Home > Human Rights and Budget 2010, Human Rights and the Economy, Our Blog Events > Duffy on Budget 2010: Targeting the Lost Generation

Duffy on Budget 2010: Targeting the Lost Generation

This is our third guest post from Deirdre Duffy. You can read about Deirdre on our Guest Contributors page.

At present, young people, particularly young men under 24 are the biggest losers in the economic downturn. The generation who entered the workforce in a period of unprecedented growth now make up the largest proportion of Ireland’s unemployed. Like their predecessors in the 1970s and 1980s, they will not only suffer the brunt of the economic downturn but it is likely that the career pathways and prospects of many members of this group will never recover. Already Ireland is experiencing a new wave of economically-driven emigration, many of whom will never return. At the sake of being accused of alarmism, Ireland is steadily allowing a generation of young people to be pushed to the sidelines and facing a return to the culture of exit, of emigration, endemic to Irish society until the 1990s.

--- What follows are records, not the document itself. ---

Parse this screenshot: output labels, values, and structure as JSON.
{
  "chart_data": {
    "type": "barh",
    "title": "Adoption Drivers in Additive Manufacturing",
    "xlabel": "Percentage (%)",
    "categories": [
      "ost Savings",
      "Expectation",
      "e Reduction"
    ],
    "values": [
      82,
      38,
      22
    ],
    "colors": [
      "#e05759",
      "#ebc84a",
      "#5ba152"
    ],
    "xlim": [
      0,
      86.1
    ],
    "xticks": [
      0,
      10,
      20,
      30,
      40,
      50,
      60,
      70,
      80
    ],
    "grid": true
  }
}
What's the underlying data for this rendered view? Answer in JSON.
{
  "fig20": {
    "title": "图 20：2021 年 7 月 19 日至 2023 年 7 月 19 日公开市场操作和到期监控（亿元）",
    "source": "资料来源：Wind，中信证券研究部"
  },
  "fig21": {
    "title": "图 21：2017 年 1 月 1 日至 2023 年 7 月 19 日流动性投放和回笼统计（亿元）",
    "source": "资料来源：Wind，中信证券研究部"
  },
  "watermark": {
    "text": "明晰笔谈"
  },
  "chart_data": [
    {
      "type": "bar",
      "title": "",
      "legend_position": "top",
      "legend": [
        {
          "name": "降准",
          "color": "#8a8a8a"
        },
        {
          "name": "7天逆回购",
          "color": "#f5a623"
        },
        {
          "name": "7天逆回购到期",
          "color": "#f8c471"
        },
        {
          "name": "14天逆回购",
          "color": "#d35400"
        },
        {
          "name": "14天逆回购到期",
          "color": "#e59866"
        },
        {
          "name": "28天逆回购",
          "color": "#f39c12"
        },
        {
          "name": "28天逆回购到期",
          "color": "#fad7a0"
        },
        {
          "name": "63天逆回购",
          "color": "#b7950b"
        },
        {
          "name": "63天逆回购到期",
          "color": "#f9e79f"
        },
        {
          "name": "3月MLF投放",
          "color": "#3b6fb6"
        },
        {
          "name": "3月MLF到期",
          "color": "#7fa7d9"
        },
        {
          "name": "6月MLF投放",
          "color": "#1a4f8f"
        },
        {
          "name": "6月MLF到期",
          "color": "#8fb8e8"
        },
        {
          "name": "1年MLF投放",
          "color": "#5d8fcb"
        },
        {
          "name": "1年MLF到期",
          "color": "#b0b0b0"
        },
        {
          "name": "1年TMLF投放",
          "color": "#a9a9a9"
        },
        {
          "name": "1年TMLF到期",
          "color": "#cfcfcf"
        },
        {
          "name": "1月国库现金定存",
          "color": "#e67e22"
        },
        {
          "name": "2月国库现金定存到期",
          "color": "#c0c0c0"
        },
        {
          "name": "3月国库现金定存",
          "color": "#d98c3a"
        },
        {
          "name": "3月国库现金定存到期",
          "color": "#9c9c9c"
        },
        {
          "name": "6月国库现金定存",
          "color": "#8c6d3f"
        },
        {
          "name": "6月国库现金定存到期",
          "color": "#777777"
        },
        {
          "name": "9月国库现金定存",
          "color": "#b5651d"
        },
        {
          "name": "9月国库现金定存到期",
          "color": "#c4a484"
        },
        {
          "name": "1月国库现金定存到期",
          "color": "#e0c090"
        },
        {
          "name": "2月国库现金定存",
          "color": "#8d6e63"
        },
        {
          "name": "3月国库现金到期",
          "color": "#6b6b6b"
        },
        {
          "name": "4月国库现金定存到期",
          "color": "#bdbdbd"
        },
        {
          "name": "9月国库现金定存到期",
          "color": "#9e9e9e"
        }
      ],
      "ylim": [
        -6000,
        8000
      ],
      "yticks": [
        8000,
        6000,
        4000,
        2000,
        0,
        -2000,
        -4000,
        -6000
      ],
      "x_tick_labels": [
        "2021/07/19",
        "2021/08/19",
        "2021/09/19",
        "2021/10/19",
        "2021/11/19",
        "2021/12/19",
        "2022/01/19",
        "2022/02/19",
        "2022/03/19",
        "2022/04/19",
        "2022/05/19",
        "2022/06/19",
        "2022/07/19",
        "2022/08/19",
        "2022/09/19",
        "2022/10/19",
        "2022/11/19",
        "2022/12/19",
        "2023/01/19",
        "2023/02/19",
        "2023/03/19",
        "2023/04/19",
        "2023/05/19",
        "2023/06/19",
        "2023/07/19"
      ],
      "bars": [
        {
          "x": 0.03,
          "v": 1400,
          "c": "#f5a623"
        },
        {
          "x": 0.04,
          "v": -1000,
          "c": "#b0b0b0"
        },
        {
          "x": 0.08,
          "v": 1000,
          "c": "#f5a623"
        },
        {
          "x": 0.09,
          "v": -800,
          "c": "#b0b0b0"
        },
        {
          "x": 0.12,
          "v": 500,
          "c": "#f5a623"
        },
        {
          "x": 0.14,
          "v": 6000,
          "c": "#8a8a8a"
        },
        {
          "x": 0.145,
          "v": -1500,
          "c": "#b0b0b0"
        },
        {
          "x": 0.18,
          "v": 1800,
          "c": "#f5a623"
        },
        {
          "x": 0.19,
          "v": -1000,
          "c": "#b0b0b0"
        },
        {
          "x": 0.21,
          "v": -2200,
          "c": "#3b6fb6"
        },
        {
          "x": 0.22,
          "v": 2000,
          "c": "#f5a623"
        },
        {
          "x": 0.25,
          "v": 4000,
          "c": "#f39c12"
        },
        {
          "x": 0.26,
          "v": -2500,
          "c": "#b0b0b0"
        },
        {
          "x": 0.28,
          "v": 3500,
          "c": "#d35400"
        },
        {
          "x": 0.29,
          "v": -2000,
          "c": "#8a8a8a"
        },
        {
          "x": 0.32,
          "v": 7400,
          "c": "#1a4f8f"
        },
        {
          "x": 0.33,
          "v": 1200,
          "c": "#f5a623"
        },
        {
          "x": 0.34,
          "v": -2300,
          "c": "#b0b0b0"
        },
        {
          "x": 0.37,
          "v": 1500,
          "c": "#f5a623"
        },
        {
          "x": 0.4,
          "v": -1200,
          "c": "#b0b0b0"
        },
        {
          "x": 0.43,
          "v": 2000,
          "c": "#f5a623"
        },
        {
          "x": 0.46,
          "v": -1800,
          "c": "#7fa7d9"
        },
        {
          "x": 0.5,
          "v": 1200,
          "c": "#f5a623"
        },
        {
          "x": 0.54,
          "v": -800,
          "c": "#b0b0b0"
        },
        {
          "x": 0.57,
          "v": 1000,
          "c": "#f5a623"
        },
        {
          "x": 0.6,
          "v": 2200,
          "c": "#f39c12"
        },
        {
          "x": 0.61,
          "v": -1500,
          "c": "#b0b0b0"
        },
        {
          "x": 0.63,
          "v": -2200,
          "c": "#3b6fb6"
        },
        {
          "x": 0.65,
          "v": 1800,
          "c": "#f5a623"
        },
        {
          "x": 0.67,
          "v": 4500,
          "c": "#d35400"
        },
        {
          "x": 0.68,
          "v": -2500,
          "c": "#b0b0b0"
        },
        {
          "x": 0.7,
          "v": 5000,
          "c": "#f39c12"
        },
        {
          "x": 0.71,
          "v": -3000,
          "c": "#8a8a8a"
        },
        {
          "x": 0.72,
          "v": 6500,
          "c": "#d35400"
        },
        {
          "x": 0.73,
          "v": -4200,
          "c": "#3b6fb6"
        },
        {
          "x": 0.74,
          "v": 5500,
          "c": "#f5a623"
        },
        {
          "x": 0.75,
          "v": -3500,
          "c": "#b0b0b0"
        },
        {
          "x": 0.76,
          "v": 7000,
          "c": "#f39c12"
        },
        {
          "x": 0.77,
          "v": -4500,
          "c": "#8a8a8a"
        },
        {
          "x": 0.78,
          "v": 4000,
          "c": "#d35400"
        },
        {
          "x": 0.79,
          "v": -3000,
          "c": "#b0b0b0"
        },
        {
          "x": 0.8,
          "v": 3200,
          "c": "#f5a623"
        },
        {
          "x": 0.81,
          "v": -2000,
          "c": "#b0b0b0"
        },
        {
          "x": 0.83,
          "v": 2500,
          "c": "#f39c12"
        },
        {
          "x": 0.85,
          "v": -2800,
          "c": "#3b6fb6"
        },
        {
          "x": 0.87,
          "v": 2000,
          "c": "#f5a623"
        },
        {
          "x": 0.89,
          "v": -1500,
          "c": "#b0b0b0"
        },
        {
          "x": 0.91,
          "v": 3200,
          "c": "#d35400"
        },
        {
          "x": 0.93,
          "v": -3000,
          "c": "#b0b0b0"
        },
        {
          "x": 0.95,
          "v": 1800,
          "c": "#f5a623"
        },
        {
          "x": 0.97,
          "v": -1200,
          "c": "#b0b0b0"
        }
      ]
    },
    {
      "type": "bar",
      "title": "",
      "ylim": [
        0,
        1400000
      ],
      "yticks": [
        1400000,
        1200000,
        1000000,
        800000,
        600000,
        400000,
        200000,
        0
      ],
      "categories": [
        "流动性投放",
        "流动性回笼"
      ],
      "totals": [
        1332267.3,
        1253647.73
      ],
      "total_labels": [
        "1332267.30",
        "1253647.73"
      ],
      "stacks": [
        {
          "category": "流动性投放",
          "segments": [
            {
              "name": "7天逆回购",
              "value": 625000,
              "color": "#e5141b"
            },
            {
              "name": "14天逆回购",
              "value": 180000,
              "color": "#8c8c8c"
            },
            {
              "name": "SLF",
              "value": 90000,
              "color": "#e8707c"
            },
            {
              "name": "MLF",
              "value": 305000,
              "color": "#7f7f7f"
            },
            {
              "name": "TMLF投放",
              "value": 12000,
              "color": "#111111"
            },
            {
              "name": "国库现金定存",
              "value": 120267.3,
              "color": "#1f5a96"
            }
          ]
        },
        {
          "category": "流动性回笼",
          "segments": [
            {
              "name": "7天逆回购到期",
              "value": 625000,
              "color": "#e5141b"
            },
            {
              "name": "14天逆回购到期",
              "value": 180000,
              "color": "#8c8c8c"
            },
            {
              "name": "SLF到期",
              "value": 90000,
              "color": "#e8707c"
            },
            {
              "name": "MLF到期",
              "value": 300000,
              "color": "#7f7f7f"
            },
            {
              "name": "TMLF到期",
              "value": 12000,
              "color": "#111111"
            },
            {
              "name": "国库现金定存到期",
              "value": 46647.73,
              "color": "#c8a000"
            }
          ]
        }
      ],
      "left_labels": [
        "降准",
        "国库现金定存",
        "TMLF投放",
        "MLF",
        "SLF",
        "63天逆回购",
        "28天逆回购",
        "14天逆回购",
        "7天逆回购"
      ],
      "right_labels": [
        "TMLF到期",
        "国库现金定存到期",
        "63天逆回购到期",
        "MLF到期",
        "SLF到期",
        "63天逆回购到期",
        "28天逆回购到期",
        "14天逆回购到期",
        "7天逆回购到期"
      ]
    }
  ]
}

However, despite the growing recognition of the existence of a ‘lost generation’ in Irish society, as yesterday’s budget demonstrates, little has changed in Ireland’s attitude to services to young people and little credence is being paid to the damage the current economic crisis is causing to the health, welfare and future prospects of this group. Notwithstanding calls from organisations such as the National Youth Council of Ireland to protect the welfare support structures for young people – and Minister Lenihan’s rhetoric on the need for a financial plan which would provide a sustainable future for Irish citizens – young people have, once again, become the easy targets of the Irish welfare system. Facing cuts of up to 40% of Jobseekers Allowance payments for first-time claimants without dependents aged 20 and 21 and 25% for those between 22 and 24, young people are witnessing the willingness of the government to support them steadily slip away.

On one level, this is partly due to how this age group are perceived. The generation who had never had it so good and never experienced economic hardship are, to some, the villains of the story. During the economic boom, spending by young people increased exponentially and, like the swallow that spent money all summer, they are often considered partly culpable in the economic downturn. Though not entirely to blame, they are not entirely blameless. Added to this, the effects of unemployment are seen by many to matter less to young people without dependents who do not have the same commitments of their elders. Young people thus find themselves portrayed as feckless, immune to the negative effects associated with unemployment and easy targets for public sector spending cuts.

What is most troubling about this trend is that it allows for an over-simplification of an issue of great importance to Minister Lenihan’s pledge to provide the country with a sustainable secure economy. Far from being a short-term problem with a simple solution, youth unemployment can have severe prolonged social and economic impacts. One only needs to look at the North of England – and ex-mining towns in particular – to see how lack of foresight within welfare support for young people can contribute to the development of ‘poverty pockets’ characterised by low educational attainment, cycles of low pay/no pay employment, low political participation, and sustained migration out of the area. Evidence from previous recessions in the UK  indicate that young people – particularly those with low qualifications – who become unemployed before the age of 23 are significantly more likely to remain unemployed for 6 months or more and are significantly less likely to enter high-skilled/high-paid employment in the future. These experiences of sustained, long-term unemployment can also have serious ramifications for mental health and emotional well-being – two areas which were noticeable absent from Minister Lenihan’s welfare support plan.

In this it would appear that Ireland has either quickly forgotten or learned little from the experiences of previous economic downturns – even those within living memory. Much like the current generation of 16-24 year olds who have little or no experience of sustained, national-level economic hardship and the ‘emigration culture’ of previous generations, the current government appear to have little consideration for the fact that economics is not just a financial matter. Without investing in the future of young people in Ireland and providing adequate financial and psychological support to this group, the government are not only ignoring the needs of a very vulnerable group but are also laying the foundations for problems which will impact both the Irish economy and Irish society for years to come and ensuring that the current cohort of 18-24 year olds becomes well and truly lost.

  1. Vicky Conway
    December 10, 2009 at 3:49 pm

    Is there much official documentation as yet on levels of emigration? Just wondering what kind of rates we’re looking at.

  2. dduffy
    December 10, 2009 at 4:11 pm

    Latest from the CSO – http://www.cso.ie/releasespublications/documents/population/current/popmig.pdf

    Only preliminary findings and could do with a bit more unpacking to allow for migration for education but currently the emigration rate stands at 65,000 (up 40%), 28.8% of whome at between 15 and 24. Pretty shocking stuff.

  3. dduffy
    December 10, 2009 at 4:19 pm

    *whom are between 15 and 24.

  4. Vicky Conway
    December 10, 2009 at 4:42 pm

    wow – that is really high. I hadn’t realised it had reached those levels.